As other commenters have said, there should never be any expectation of privacy on the fediverse. DMs here and private items are not actually private, they're quite literally blasted out to anyone who listens. I feel like I have to say that a lot. I actually like how Lemmy handles it, it warns you that it's unencrypted and that it recommends Matrix (and you can put your matrix handle on your profile).
However. I'm also disillusioned by Dansup. He made a great project with Pixelfed. It got off the ground and has a great following. However, I've read through the code, I've tried to spin it up, hell even tried to help contribute - but it's a spaghetti'd mess of unmaintainable code. What irks me is rather than dive in and fix the code, help those who honestly want to spin up his projects, he starts a completely separate project (off the same spaghetti'd base that barely scales), and goes on a whole PR junket talking about it. Then when I see people asking questions of his code or how to do things he usually jumps down their throats - or completely ignores them.

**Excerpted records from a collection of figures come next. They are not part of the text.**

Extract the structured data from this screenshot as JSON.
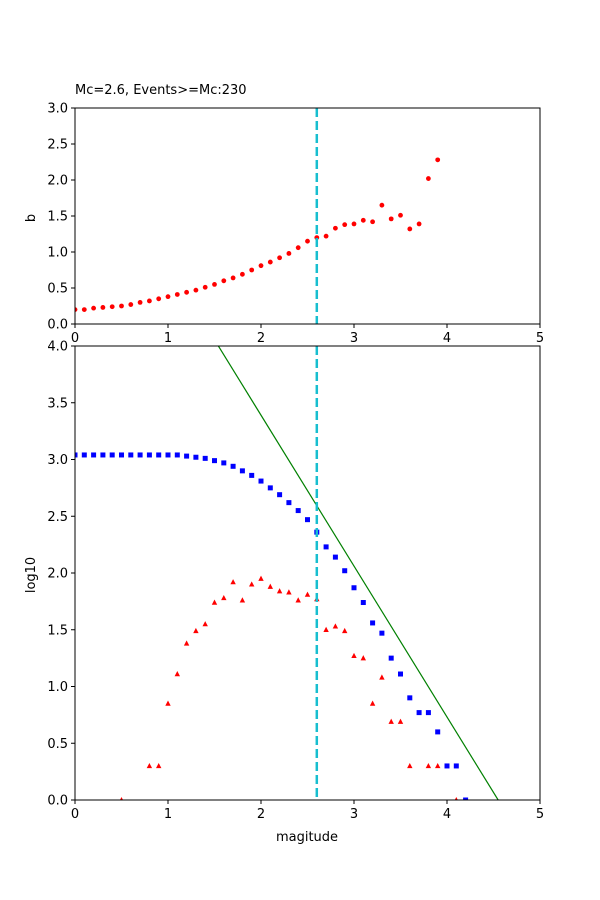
{
  "chart_data": [
    {
      "type": "scatter",
      "title": "Mc=2.6, Events>=Mc:230",
      "xlabel": "",
      "ylabel": "b",
      "xlim": [
        0,
        5
      ],
      "ylim": [
        0,
        3
      ],
      "xticks": [
        "0",
        "1",
        "2",
        "3",
        "4",
        "5"
      ],
      "yticks": [
        "0.0",
        "0.5",
        "1.0",
        "1.5",
        "2.0",
        "2.5",
        "3.0"
      ],
      "mc_line": {
        "x": 2.6,
        "color": "#17becf",
        "style": "dashed"
      },
      "series": [
        {
          "marker": "circle",
          "color": "#ff0000",
          "points": [
            [
              0.0,
              0.2
            ],
            [
              0.1,
              0.2
            ],
            [
              0.2,
              0.22
            ],
            [
              0.3,
              0.23
            ],
            [
              0.4,
              0.24
            ],
            [
              0.5,
              0.25
            ],
            [
              0.6,
              0.27
            ],
            [
              0.7,
              0.3
            ],
            [
              0.8,
              0.32
            ],
            [
              0.9,
              0.35
            ],
            [
              1.0,
              0.38
            ],
            [
              1.1,
              0.41
            ],
            [
              1.2,
              0.44
            ],
            [
              1.3,
              0.47
            ],
            [
              1.4,
              0.51
            ],
            [
              1.5,
              0.55
            ],
            [
              1.6,
              0.6
            ],
            [
              1.7,
              0.64
            ],
            [
              1.8,
              0.69
            ],
            [
              1.9,
              0.75
            ],
            [
              2.0,
              0.81
            ],
            [
              2.1,
              0.86
            ],
            [
              2.2,
              0.92
            ],
            [
              2.3,
              0.98
            ],
            [
              2.4,
              1.06
            ],
            [
              2.5,
              1.15
            ],
            [
              2.6,
              1.2
            ],
            [
              2.7,
              1.22
            ],
            [
              2.8,
              1.33
            ],
            [
              2.9,
              1.38
            ],
            [
              3.0,
              1.39
            ],
            [
              3.1,
              1.44
            ],
            [
              3.2,
              1.42
            ],
            [
              3.3,
              1.65
            ],
            [
              3.4,
              1.46
            ],
            [
              3.5,
              1.51
            ],
            [
              3.6,
              1.32
            ],
            [
              3.7,
              1.39
            ],
            [
              3.8,
              2.02
            ],
            [
              3.9,
              2.28
            ]
          ]
        }
      ]
    },
    {
      "type": "scatter",
      "title": "",
      "xlabel": "magitude",
      "ylabel": "log10",
      "xlim": [
        0,
        5
      ],
      "ylim": [
        0,
        4
      ],
      "xticks": [
        "0",
        "1",
        "2",
        "3",
        "4",
        "5"
      ],
      "yticks": [
        "0.0",
        "0.5",
        "1.0",
        "1.5",
        "2.0",
        "2.5",
        "3.0",
        "3.5",
        "4.0"
      ],
      "mc_line": {
        "x": 2.6,
        "color": "#17becf",
        "style": "dashed"
      },
      "fit_line": {
        "color": "#008000",
        "points": [
          [
            0.0,
            6.05
          ],
          [
            4.55,
            0.0
          ]
        ]
      },
      "series": [
        {
          "marker": "square",
          "color": "#0000ff",
          "points": [
            [
              0.0,
              3.04
            ],
            [
              0.1,
              3.04
            ],
            [
              0.2,
              3.04
            ],
            [
              0.3,
              3.04
            ],
            [
              0.4,
              3.04
            ],
            [
              0.5,
              3.04
            ],
            [
              0.6,
              3.04
            ],
            [
              0.7,
              3.04
            ],
            [
              0.8,
              3.04
            ],
            [
              0.9,
              3.04
            ],
            [
              1.0,
              3.04
            ],
            [
              1.1,
              3.04
            ],
            [
              1.2,
              3.03
            ],
            [
              1.3,
              3.02
            ],
            [
              1.4,
              3.01
            ],
            [
              1.5,
              2.99
            ],
            [
              1.6,
              2.97
            ],
            [
              1.7,
              2.94
            ],
            [
              1.8,
              2.9
            ],
            [
              1.9,
              2.86
            ],
            [
              2.0,
              2.81
            ],
            [
              2.1,
              2.75
            ],
            [
              2.2,
              2.69
            ],
            [
              2.3,
              2.62
            ],
            [
              2.4,
              2.55
            ],
            [
              2.5,
              2.47
            ],
            [
              2.6,
              2.36
            ],
            [
              2.7,
              2.23
            ],
            [
              2.8,
              2.14
            ],
            [
              2.9,
              2.02
            ],
            [
              3.0,
              1.87
            ],
            [
              3.1,
              1.74
            ],
            [
              3.2,
              1.56
            ],
            [
              3.3,
              1.47
            ],
            [
              3.4,
              1.25
            ],
            [
              3.5,
              1.11
            ],
            [
              3.6,
              0.9
            ],
            [
              3.7,
              0.77
            ],
            [
              3.8,
              0.77
            ],
            [
              3.9,
              0.6
            ],
            [
              4.0,
              0.3
            ],
            [
              4.1,
              0.3
            ],
            [
              4.2,
              0.0
            ]
          ]
        },
        {
          "marker": "triangle",
          "color": "#ff0000",
          "points": [
            [
              0.5,
              0.0
            ],
            [
              0.8,
              0.3
            ],
            [
              0.9,
              0.3
            ],
            [
              1.0,
              0.85
            ],
            [
              1.1,
              1.11
            ],
            [
              1.2,
              1.38
            ],
            [
              1.3,
              1.49
            ],
            [
              1.4,
              1.55
            ],
            [
              1.5,
              1.74
            ],
            [
              1.6,
              1.78
            ],
            [
              1.7,
              1.92
            ],
            [
              1.8,
              1.76
            ],
            [
              1.9,
              1.9
            ],
            [
              2.0,
              1.95
            ],
            [
              2.1,
              1.88
            ],
            [
              2.2,
              1.84
            ],
            [
              2.3,
              1.83
            ],
            [
              2.4,
              1.76
            ],
            [
              2.5,
              1.81
            ],
            [
              2.6,
              1.77
            ],
            [
              2.7,
              1.5
            ],
            [
              2.8,
              1.53
            ],
            [
              2.9,
              1.49
            ],
            [
              3.0,
              1.27
            ],
            [
              3.1,
              1.25
            ],
            [
              3.2,
              0.85
            ],
            [
              3.3,
              1.08
            ],
            [
              3.4,
              0.69
            ],
            [
              3.5,
              0.69
            ],
            [
              3.6,
              0.3
            ],
            [
              3.8,
              0.3
            ],
            [
              3.9,
              0.3
            ],
            [
              4.1,
              0.0
            ]
          ]
        }
      ]
    }
  ]
}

And honestly the biggest thing that irked me was that I didn't feel he gave credit to the hundreds - thousands of other people who work to make the fediverse work. Pixelfed is a great experience - but it's one of many all working together, and the developers are a huge chunk, but you have the infrastructure, us admins hosting, those out there vocalizing it, those trying to start communities, it's an ecosystem, and I just felt like he ignored the fediverse and instead pushed Pixelfed.
Then when I see people asking questions of his code or how to do things he usually jumps down their throats - or completely ignores them.
And honestly the biggest thing that irked me was that I didn't feel he gave credit to the hundreds - thousands of other people who work to make the fediverse work.
Anyone who's ever touched the Mastodon dev process knows that Gargron is much the same, FWIW, minus getting angry in public. These days I just have to shake my head at all the bright-eyed bushy-tailed noobs updating issues on the Mastodon repo, because those of us who've been around since the start know exactly how far that's gonna go in nearly all cases - and in the cases it does go anywhere, it'll be because Gargron implemented something similar with zero discussion and no credit where credit is due.
But yeah, follow Dansup long enough and you are guaranteed to see some regrettable behavior on main.